The 2,190 mile long Appalachian Trail (AT) has 250 backcountry shelters which average about eight miles apart. Most of them like the one we visited consist of a roof, three walls and a wooden floor and are on a first come, first serve basis. They are usually located near a creek or spring which was the case with this one.
The thing that fascinated me most about the shelter was the notebook located there. Inside were pages of entries written by hikers on their experiences and thoughts of being on the trail. Below is a photo of one of the pages. In one entry a hiker is sad to only have 300 miles of the trail left.

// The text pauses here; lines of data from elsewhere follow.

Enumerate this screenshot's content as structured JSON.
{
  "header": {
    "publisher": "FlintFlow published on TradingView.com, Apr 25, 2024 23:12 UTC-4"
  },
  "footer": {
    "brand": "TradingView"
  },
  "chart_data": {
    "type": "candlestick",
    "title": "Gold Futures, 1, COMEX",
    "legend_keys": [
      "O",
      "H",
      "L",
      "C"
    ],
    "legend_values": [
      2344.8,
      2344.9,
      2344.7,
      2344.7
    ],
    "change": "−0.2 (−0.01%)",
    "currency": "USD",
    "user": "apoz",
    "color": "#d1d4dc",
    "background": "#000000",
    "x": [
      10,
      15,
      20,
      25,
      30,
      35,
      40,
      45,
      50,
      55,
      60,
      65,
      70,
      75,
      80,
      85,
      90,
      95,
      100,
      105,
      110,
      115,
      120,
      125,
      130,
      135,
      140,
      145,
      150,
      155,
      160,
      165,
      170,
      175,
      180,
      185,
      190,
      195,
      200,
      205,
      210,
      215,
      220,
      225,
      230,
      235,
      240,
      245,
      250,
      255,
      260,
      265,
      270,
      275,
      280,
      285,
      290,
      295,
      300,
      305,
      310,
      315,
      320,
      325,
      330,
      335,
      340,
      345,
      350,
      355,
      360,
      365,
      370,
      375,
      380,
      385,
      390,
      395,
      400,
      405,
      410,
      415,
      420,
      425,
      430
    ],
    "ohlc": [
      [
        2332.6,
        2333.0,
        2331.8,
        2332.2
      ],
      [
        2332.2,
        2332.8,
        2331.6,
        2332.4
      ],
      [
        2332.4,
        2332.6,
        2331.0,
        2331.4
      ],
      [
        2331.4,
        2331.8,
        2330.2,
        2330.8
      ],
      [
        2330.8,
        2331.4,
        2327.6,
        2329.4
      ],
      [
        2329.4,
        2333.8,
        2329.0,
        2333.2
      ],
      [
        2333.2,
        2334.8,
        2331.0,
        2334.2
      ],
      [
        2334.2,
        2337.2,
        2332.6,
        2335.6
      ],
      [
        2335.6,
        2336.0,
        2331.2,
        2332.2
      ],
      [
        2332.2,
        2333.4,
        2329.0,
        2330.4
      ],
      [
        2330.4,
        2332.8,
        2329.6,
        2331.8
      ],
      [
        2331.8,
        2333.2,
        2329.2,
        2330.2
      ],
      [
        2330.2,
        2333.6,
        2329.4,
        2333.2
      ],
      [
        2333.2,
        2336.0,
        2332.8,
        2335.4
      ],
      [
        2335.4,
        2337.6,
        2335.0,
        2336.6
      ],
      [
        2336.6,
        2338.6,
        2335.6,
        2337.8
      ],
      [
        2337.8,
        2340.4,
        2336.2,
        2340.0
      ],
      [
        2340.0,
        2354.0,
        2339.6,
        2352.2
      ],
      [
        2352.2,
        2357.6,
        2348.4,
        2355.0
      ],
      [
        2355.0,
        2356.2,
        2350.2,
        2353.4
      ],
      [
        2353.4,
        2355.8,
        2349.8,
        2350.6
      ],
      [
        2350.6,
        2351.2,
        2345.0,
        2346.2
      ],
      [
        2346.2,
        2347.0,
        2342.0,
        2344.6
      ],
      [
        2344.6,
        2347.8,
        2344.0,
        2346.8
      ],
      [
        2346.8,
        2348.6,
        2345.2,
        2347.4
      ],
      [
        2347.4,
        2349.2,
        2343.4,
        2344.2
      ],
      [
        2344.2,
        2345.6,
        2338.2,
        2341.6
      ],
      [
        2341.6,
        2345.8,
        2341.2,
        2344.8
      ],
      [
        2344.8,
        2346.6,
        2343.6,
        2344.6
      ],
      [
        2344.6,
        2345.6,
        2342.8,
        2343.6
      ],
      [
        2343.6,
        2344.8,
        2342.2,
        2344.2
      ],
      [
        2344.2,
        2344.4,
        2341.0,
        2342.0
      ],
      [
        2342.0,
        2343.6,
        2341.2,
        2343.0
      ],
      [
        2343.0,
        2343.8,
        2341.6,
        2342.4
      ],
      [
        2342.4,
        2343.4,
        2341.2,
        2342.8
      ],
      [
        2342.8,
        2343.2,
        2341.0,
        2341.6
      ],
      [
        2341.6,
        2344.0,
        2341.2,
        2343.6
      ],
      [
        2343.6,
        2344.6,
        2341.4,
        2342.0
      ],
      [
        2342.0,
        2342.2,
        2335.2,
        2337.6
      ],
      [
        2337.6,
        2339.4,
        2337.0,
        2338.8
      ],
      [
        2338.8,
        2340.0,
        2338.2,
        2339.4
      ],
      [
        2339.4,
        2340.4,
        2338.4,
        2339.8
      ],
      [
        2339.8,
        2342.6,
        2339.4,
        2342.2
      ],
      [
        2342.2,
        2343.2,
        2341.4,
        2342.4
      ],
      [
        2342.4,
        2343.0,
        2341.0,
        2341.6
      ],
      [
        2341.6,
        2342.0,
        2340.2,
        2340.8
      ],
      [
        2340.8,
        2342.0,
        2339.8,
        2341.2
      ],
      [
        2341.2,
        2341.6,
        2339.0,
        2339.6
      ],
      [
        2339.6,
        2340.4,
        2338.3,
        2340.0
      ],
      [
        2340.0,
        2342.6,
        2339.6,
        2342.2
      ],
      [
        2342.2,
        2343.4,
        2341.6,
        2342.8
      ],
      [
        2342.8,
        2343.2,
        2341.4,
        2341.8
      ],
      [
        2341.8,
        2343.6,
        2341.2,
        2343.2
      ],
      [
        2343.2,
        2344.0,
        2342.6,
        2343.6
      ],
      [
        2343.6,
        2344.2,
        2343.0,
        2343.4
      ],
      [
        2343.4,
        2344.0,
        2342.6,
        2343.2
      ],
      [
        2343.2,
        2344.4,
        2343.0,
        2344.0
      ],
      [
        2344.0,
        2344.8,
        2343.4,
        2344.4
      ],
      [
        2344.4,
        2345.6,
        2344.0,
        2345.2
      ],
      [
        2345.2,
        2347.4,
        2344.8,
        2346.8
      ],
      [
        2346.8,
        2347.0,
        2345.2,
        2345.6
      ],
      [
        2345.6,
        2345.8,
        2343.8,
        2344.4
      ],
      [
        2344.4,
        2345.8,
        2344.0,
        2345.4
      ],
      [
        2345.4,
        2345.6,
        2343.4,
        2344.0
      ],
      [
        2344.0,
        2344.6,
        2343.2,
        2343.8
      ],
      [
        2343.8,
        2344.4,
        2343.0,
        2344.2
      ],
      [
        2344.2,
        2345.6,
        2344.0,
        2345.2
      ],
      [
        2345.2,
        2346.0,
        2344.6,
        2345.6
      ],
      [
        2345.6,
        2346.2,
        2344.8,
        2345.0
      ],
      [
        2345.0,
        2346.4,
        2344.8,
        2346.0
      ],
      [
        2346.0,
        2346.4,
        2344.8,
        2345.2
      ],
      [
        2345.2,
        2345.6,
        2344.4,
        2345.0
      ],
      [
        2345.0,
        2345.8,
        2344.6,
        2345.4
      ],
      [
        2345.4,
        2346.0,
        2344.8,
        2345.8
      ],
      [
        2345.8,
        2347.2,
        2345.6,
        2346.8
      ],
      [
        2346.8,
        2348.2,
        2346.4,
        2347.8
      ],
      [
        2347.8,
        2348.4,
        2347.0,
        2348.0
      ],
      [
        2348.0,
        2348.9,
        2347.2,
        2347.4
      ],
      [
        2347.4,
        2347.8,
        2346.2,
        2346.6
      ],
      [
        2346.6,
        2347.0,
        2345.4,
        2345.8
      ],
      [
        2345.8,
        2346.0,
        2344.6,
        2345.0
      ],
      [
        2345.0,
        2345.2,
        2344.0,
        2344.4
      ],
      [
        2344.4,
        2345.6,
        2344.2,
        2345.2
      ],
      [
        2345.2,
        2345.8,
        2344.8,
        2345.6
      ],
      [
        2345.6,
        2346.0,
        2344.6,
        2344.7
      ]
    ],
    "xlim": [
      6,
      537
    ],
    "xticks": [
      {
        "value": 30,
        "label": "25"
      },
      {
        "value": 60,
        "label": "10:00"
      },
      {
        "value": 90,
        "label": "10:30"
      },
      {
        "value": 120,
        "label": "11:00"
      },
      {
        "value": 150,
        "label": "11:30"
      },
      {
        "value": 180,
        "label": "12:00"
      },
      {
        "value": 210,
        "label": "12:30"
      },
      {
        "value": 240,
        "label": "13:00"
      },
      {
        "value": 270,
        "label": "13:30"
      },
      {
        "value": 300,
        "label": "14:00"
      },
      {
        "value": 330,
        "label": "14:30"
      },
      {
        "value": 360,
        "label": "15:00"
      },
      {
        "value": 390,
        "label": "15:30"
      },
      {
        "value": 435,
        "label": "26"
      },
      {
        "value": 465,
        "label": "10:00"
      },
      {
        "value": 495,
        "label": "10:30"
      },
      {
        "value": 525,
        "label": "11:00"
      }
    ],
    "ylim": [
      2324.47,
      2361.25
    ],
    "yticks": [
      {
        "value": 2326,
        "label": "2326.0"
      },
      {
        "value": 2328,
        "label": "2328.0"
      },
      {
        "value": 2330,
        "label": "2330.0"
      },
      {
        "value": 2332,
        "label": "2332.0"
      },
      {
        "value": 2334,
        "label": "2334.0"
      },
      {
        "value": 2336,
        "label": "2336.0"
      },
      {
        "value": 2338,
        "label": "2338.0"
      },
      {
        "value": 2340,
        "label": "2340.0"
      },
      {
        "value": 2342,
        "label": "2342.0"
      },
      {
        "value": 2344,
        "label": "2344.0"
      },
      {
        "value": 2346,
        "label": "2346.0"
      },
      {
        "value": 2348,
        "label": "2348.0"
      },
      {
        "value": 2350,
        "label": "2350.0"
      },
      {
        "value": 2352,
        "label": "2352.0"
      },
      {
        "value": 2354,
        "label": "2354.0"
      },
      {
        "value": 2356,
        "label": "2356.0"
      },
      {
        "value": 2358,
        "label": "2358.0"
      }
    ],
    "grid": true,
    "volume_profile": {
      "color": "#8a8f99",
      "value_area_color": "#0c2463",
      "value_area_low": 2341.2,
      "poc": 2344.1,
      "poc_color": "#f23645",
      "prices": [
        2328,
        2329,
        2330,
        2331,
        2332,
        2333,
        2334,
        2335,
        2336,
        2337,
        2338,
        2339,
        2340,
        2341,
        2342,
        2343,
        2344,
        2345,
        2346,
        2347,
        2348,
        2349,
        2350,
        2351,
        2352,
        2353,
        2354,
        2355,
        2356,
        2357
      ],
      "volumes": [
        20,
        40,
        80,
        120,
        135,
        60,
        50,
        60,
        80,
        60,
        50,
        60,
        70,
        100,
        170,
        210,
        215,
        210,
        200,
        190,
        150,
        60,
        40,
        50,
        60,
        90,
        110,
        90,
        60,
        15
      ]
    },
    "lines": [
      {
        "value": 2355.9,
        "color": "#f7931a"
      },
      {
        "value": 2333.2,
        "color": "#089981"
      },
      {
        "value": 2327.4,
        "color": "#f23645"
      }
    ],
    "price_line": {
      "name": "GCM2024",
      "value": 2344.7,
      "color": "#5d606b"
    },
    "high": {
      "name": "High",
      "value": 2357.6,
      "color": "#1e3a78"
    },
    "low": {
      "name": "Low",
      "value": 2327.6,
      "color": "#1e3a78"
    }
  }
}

As we were hanging out at the shelter a young couple came by. They started the AT separately at the beginning in Georgia and then met some where along the trail. They were finishing the hike together and were close to being done as the ending point was in Maine just one state away. We applauded their great achievement and they agreed to have their photo taken. The young lady explained that her mother was meeting her at the parking lot for a visit. When we got back to the lot later after our hike we saw that her mother was throwing a little birthday party for her out of her car.
During our hike I really enjoyed seeing all the mushrooms in the woods along the trail. They were fluted and colorful ones I had not seen before in my travels. When I did some research later, I found out they are called
“Woolly Chanterelles” and although attractive looking, they cause stomach distress. Although I know wild mushroom gathering for eating is popular with some, I don’t think I would ever be comfortable collecting them, even if I was with those familiar with the edible varieties.
I will close with a photo from the entrance to Timberland Campground, our stay in New Hampshire. This campground featured something rather different than the norm – its own fire engine. In the late afternoon, staff would take any interested kids for a ride on top around the grounds. A nice way to end the day!